Paragraph 23 of Taxation Ruling IT 2650 Residency - Permanent place of abode outside Australia sets out the following factors which are used by the Commissioner in reaching a state of satisfaction as to a taxpayer's permanent place of abode:
(a) the intended and actual length of the taxpayer's stay in the overseas country;
(b) whether the taxpayer intended to stay in the overseas country only temporarily and then to move on to another country or to return to Australia at some definite point in time;
(c) whether the taxpayer has established a home (in the sense of dwelling place; a house or other shelter that is the fixed residence of a person, a family, or a household), outside Australia;
(d) whether any residence or place of abode exists in Australia or has been abandoned because of the overseas absence;
(e) the duration and continuity of the taxpayer's presence in the overseas country; and
(f) the durability of association that the person has with a particular place in Australia, i.e. maintaining assets in Australia, informing government departments such as the Department of Social Security that he or she is leaving permanently and that family allowance payments should be stopped, place of education of the taxpayer's children, family ties and so on.
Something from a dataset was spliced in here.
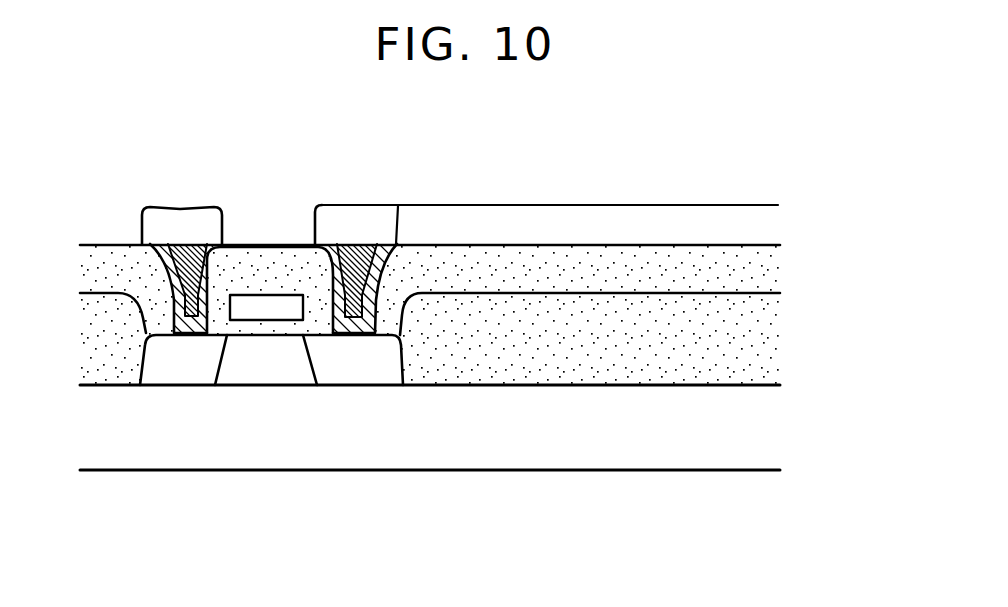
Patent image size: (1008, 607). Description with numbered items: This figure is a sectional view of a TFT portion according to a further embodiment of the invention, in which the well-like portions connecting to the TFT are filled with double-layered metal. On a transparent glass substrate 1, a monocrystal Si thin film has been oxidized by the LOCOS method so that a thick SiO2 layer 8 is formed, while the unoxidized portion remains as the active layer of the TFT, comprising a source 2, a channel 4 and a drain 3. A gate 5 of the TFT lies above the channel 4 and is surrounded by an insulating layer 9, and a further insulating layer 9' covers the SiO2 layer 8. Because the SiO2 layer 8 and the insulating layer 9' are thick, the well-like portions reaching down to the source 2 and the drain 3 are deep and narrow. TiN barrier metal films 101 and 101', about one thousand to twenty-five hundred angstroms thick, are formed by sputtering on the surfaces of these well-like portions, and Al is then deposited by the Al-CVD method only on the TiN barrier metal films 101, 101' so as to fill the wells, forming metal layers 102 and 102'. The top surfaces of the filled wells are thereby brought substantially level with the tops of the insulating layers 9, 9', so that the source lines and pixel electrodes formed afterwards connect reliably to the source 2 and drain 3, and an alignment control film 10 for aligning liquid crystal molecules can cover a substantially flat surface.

As with the factors under the resides test, no one single factor is decisive, and the weight given to each factor depends on the individual circumstances.
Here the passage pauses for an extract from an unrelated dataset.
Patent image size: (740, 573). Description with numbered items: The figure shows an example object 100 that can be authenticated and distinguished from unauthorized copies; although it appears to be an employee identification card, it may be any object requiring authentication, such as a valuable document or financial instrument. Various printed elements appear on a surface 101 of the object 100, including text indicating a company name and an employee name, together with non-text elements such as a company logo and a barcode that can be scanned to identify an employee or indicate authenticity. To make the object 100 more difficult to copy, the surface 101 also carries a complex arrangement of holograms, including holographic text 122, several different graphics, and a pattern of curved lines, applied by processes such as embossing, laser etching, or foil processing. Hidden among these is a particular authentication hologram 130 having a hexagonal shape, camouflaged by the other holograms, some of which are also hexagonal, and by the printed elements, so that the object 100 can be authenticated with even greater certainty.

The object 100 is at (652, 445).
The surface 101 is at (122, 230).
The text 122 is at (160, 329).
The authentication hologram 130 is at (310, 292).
The Commissioner is not satisfied that your permanent place of abode is outside Australia. This takes into account that:
• You only intended to go to Country B for 12 to 18 months, however due to reasons outside your control (COVID-19 and associated travel restrictions in Country B), your stay overseas has been extended.
• You intend on returning to Australia as soon as you can travel safely back to Australia and when current travel restrictions are lifted.
• Whilst you have sold your residence in Australia, you also have an agreement with Person A's father whereby you will be living in his property upon your return to Australia, and following this the agreement also allows you to build your own residence on Person A's fathers property.
• Your current accommodation in Country B is a house owned by Person B's parents, and is considered to be temporary.
• You have used this accommodation in Country B for your holidays in Country B for years, staying on average 4.5 months every year.
• This house is also available for any other of Person B's family to use.
• You do not own any property in Country B.
You are a resident of Australia under the domicile test outlined in the definition of 'resident' in subsection 6(1) of the ITAA 1936.
183-day test
Where a person is present in Australia for 183 days during the year of income the person will be a resident, unless the Commissioner is satisfied that the person's usual place of abode is outside Australia and the person does not intend to take up residence in Australia.
You have not been present in Australia for 183 days or more during the income year. You are not a resident under this test.
Superannuation Test
An individual is a resident of Australia if they are either a member of the superannuation scheme established by deed under the Superannuation Act 1990 or an eligible employee for the purposes of the Superannuation Act 1976, or they are the spouse, or the child under 16, of such a person.
You are not a contributing member of the Public Sector Superannuation Scheme (PSS) or the Commonwealth Superannuation Scheme (CSS) or a spouse of such a person, or a child under 16 of such a person. Therefore, you are not a resident under this test.
Conclusion
You satisfy the resides and domicile tests of residency and you are therefore a resident of Australia for income tax purposes for the year ended 30 June 20XX.